Political figures have also been associated with whitewashing beauty standards. Former Louisiana Governor Bobby Jindal's 2008 portrait depicted him with lighter skin than his natural complexion. Bobby Jindal is of Indian descent, yet he appears white in the portrait. Many speculated that his portrait was painted to appeal to European beauty standards, particularly in a political context. His official political portrait sparked controversy on social media platforms in 2015, with users alleging that it did not resemble his actual appearance because it depicted him with a much lighter skin tone. Bobby Jindal has been noted for using a different name in his political career. His first name is Piyush, but he goes by the name Bobby.

== Effects ==
The reasons for altering skin tone in advertisements are believed to be primarily marketing-related, specifically to appeal to whiter ethnic groups, which are generally the primary target audiences in consumer-driven markets such as Europe and the United States. Skin tone manipulation can also reflect the implicit beauty standards or ideals that marketers perpetuate. Beauty whitewashing has been criticized for distorting perceptions of reality, promoting a distorted sense of beauty, and negatively affecting women, children, and communities alike.

These Eurocentric ideals are imposed on people of color, creating hierarchies within their own communities.

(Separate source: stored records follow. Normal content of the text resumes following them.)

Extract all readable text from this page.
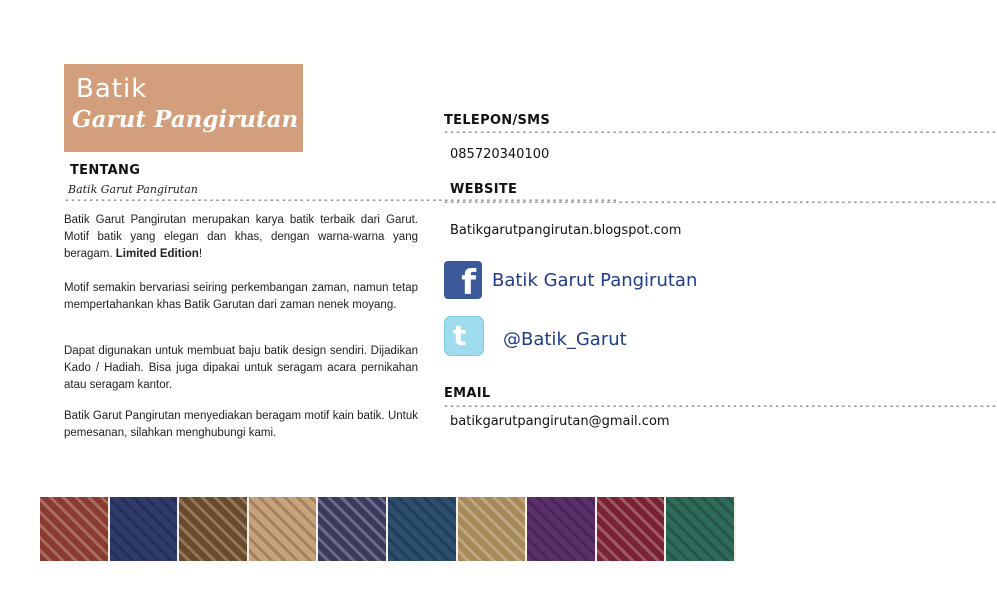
Batik
Garut Pangirutan
TENTANG
Batik Garut Pangirutan
--------------------------------------------------------------------------------------------

Batik Garut Pangirutan merupakan karya batik terbaik dari Garut. Motif batik yang elegan dan khas, dengan warna-warna yang beragam. Limited Edition!

Motif semakin bervariasi seiring perkembangan zaman, namun tetap mempertahankan khas Batik Garutan dari zaman nenek moyang.

Dapat digunakan untuk membuat baju batik design sendiri. Dijadikan Kado / Hadiah. Bisa juga dipakai untuk seragam acara pernikahan atau seragam kantor.

Batik Garut Pangirutan menyediakan beragam motif kain batik. Untuk pemesanan, silahkan menghubungi kami.

TELEPON/SMS
--------------------------------------------------------------------------------------------
085720340100
WEBSITE
--------------------------------------------------------------------------------------------
Batikgarutpangirutan.blogspot.com
f Batik Garut Pangirutan
t @Batik_Garut
EMAIL
--------------------------------------------------------------------------------------------
batikgarutpangirutan@gmail.com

Ultimately, whitewashing creates social tension not only between Black and White communities but also between groups that more closely resemble established beauty standards, such as lighter-skinned African Americans, and those that do not, including darker-skinned African Americans. This phenomenon can apply to both men and women of color.

According to a 2016 undergraduate paper by Kai Nelson, whitewashing has a negative impact on children in African American communities. The media does not always present accurate portrayals of the racial groups it depicts, resulting in diminished self-confidence among African American children. Nelson states that children may negatively interpret the alteration of skin color in the beauty industry and develop the view that they are "unattractive" and "undesirable". Because of the lack of Black role models in popular media, children may come to see the White community as the "default race".

In the Journal of Black Studies, Ronald Hall argues that whitewashing has caused people of color to develop a "bleaching syndrome," which involves internalizing a preference for the ideals of the dominant, or White, culture. This results in people of color developing contempt for dark skin because it is regarded as an obstacle to assimilation. However, despite adopting white cultural values, people of color are still barred from full assimilation.